Secondo il rapporto, il numero delle vittime nella Striscia di Gaza, riferito dal Ministero della Salute palestinese, potrebbe essere sottostimato di almeno il 40%. Il bilancio reale potrebbe aver già superato i 70.000 morti, di cui il 59% donne, bambini e anziani. A dicembre, Jonathan Dumont, capo della comunicazione per le emergenze del Programma alimentare mondiale (Wfp), ha visitato la Striscia di Gaza. Dopo aver atteso ore al valico di frontiera israeliano di Kerem Shalom, una delle poche rotte utilizzate per la consegna degli insufficienti aiuti umanitari, ha raggiunto Khan Younis, nel sud della Striscia.

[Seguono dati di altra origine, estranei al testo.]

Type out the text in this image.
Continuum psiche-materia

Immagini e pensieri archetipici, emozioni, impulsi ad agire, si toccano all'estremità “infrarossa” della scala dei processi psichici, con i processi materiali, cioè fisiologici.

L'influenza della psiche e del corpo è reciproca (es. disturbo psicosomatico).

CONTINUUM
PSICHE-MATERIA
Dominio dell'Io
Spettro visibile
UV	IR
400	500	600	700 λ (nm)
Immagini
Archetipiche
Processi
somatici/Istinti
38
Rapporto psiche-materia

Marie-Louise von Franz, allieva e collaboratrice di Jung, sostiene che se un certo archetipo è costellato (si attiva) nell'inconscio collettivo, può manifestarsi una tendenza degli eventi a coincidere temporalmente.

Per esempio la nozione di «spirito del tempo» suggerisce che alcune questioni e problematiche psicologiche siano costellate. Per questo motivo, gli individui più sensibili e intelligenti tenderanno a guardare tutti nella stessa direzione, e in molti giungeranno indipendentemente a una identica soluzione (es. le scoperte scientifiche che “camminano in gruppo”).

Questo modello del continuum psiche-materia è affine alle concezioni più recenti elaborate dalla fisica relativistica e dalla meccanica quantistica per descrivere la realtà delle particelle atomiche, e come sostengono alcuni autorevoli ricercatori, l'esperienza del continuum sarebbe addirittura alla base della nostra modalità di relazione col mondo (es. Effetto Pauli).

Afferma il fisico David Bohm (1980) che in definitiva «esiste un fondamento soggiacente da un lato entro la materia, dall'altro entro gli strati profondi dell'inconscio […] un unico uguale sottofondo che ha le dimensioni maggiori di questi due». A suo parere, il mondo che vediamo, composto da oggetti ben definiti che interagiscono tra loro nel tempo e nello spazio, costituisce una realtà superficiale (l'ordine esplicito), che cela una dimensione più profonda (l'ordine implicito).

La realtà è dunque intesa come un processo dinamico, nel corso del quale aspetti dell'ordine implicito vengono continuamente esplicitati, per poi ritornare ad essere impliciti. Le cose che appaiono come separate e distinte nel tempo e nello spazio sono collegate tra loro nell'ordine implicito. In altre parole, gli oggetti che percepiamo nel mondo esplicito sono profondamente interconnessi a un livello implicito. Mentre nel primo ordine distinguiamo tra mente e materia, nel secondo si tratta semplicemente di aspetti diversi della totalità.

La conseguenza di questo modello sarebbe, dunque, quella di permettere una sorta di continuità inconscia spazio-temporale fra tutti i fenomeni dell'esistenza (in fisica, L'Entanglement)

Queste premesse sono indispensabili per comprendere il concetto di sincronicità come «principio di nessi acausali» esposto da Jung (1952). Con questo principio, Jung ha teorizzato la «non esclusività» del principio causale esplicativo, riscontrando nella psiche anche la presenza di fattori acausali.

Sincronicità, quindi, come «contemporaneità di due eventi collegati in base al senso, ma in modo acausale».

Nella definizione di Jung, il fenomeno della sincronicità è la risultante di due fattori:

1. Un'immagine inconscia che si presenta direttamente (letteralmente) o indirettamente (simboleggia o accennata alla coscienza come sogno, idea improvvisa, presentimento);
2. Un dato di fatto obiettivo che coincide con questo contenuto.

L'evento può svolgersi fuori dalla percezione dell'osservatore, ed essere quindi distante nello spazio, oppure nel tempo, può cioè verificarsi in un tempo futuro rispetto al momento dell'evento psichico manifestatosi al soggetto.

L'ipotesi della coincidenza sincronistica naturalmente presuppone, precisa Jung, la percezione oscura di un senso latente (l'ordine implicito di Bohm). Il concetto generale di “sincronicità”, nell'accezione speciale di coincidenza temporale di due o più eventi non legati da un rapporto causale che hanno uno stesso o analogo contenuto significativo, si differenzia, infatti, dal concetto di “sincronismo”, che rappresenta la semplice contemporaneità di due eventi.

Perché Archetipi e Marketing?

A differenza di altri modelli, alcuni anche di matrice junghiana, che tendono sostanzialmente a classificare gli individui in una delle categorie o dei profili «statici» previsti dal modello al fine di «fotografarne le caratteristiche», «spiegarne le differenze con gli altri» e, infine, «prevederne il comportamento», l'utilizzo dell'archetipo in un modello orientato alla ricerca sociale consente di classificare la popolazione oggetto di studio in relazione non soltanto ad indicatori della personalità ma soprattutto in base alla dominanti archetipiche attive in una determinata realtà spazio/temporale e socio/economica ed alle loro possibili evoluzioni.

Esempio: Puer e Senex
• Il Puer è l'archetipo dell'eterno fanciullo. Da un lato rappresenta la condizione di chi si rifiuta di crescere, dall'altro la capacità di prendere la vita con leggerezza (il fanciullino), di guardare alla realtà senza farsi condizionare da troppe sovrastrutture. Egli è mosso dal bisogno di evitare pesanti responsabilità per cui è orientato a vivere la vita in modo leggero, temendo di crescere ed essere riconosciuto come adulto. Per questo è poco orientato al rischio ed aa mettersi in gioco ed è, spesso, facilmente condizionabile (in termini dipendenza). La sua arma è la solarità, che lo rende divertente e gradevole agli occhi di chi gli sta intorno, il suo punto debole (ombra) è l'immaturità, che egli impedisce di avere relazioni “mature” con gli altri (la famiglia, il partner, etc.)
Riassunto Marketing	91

Il bilancio delle vittime, secondo il rapporto di Lancet, è drammatico e supera di gran lunga le cifre ufficiali. Le operazioni militari israeliane, che hanno causato un numero così elevato di morti, sono state condotte senza riguardo per le regole del diritto internazionale e umanitario. Le testimonianze raccolte sul campo confermano la gravità della situazione e la necessità di un intervento urgente per fermare le violenze e garantire la protezione dei civili.
Il rapporto di Lancet rappresenta un'importante conferma delle denunce fatte da InsideOver e da altre organizzazioni umanitarie.